Oleh: Andre Vincent Wenas

Apa artinya “extra ordinary crime”, kejahatan luar biasa, kalau tindakan yang diambil biasa-biasa saja? Useless, percuma, enggak ngefek! Kita sudah sepakat bahwa korupsi itu tergolong kejahatan luar biasa. Paling tidak secara definisi. Walaupun dalam kenyataannya… jauh panggang dari api.

Nginep “sebentar” di Sukamiskin, dalam tempo “sesingkat-singkatnya” lalu bisa kembali bersuka tanpa jadi miskin. Padahal jadi miskin (dimiskinkan) adalah momok yang paling ditakuti para koruptor.

Korupsi di sini artinya yang dilakukan oleh koruptor yang sudah tertangkap maupun yang masih hahaha-hihihi sambil zzzzzzzzzz (ngorok) di ruang sidang.

Makanya, RUU Perampasan Aset Koruptor dan RUU Pembatasan Transaksi Uang Kartal adalah dua RUU yang terus-menerus dihalangi pengesahannya oleh para konspirator korupsi.

Indonesia Corruption Watch (ICW) baru saja merilis nama-nama mantan napi korupsi yang kembali menjadi calon legislatif (nyaleg).
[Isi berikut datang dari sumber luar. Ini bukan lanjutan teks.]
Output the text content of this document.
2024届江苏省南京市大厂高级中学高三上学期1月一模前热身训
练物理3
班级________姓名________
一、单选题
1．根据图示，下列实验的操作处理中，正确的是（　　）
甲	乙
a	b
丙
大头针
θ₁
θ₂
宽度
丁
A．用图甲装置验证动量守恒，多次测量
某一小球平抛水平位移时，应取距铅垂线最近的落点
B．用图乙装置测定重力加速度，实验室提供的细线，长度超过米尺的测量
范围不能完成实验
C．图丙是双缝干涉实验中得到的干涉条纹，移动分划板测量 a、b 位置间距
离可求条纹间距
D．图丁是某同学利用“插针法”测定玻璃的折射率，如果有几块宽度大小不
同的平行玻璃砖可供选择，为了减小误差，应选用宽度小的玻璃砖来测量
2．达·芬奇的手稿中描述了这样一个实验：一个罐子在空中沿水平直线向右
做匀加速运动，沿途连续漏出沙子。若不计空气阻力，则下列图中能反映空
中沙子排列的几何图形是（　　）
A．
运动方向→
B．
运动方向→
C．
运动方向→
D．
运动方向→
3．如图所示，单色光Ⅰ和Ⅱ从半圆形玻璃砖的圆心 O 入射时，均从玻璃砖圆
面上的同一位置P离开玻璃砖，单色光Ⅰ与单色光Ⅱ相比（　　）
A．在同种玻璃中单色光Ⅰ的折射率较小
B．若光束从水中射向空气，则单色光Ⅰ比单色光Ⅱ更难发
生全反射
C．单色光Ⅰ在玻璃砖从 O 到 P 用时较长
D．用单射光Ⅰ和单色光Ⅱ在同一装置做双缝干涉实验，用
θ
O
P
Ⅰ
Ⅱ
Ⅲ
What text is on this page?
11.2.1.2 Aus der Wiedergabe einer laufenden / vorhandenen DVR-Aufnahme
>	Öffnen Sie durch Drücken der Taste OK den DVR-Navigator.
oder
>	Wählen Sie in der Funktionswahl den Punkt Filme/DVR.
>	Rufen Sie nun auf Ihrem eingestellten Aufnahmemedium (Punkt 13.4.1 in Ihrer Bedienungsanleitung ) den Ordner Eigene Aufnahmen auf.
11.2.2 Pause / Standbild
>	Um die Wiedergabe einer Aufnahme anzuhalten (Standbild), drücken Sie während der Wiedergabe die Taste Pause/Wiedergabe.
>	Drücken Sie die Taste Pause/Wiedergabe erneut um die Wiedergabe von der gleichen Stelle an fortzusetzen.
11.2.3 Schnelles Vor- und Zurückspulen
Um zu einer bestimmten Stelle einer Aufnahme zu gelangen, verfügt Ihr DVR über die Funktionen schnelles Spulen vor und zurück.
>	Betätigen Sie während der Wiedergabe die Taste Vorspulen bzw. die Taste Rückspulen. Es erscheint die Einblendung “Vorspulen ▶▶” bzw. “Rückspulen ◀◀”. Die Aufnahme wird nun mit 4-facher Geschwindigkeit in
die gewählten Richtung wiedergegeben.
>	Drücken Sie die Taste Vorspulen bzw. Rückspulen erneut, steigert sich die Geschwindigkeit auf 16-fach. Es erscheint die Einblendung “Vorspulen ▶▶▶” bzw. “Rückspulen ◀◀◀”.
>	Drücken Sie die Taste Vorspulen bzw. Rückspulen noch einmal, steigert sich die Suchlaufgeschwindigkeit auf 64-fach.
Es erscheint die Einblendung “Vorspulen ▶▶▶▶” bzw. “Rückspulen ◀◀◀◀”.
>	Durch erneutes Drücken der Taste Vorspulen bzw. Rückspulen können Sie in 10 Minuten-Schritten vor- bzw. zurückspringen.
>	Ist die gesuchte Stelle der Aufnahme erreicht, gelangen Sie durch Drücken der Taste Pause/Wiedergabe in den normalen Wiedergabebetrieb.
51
Nyaleg artinya ikut kontestasi pemilu, mau jadi pejabat negara lagi. Sementara ini ada 15 nama yang sudah terdeteksi.

Kenapa ICW yang merilis, kok bukan KPU? Yah, kita tunggu saja bersama jawaban KPU yang sampai sekarang masih bungkam.

Parpol (yang punya caleg mantan napi korupsi itu) juga bungkam. Apakah lantaran nama-nama caleg yang sudah keluar di DCS (daftar calon sementara) itu masih punya banyak “amunisi” yang juga bisa menguntungkan parpol? Soal idealisme pemberantasan korupsi? Ah… apa itu?

Kita sebut saja nama kelima belas eks napi korupsi itu, dari parpol (untuk DPR) dan independen (DPD). Ini daftar sementara ya, bisa jadi nanti bertambah panjang (belum lagi yang DPRD). Sumber dari DetikNews, Minggu 27 Agustus 2023:

Dari Partai Nasdem: 1) Abdillah, caleg DPR RI, dapil Sumut I, no urut 5, kasus pengadaan mobil pemadam kebakaran dan penyelewengan dana APBD. 2) Abdullah Puteh, caleg DPR RI, dapil Aceh II, no urut 1, kasus pembelian helikopter saat menjadi Gubernur Aceh. 3) Rahudman Harahap, caleg DPR, dapil Sumut I, no urut 4, kasus dana tunjangan aparat desa Tapanuli Selatan saat menjadi Sekda Tapanuli Selatan.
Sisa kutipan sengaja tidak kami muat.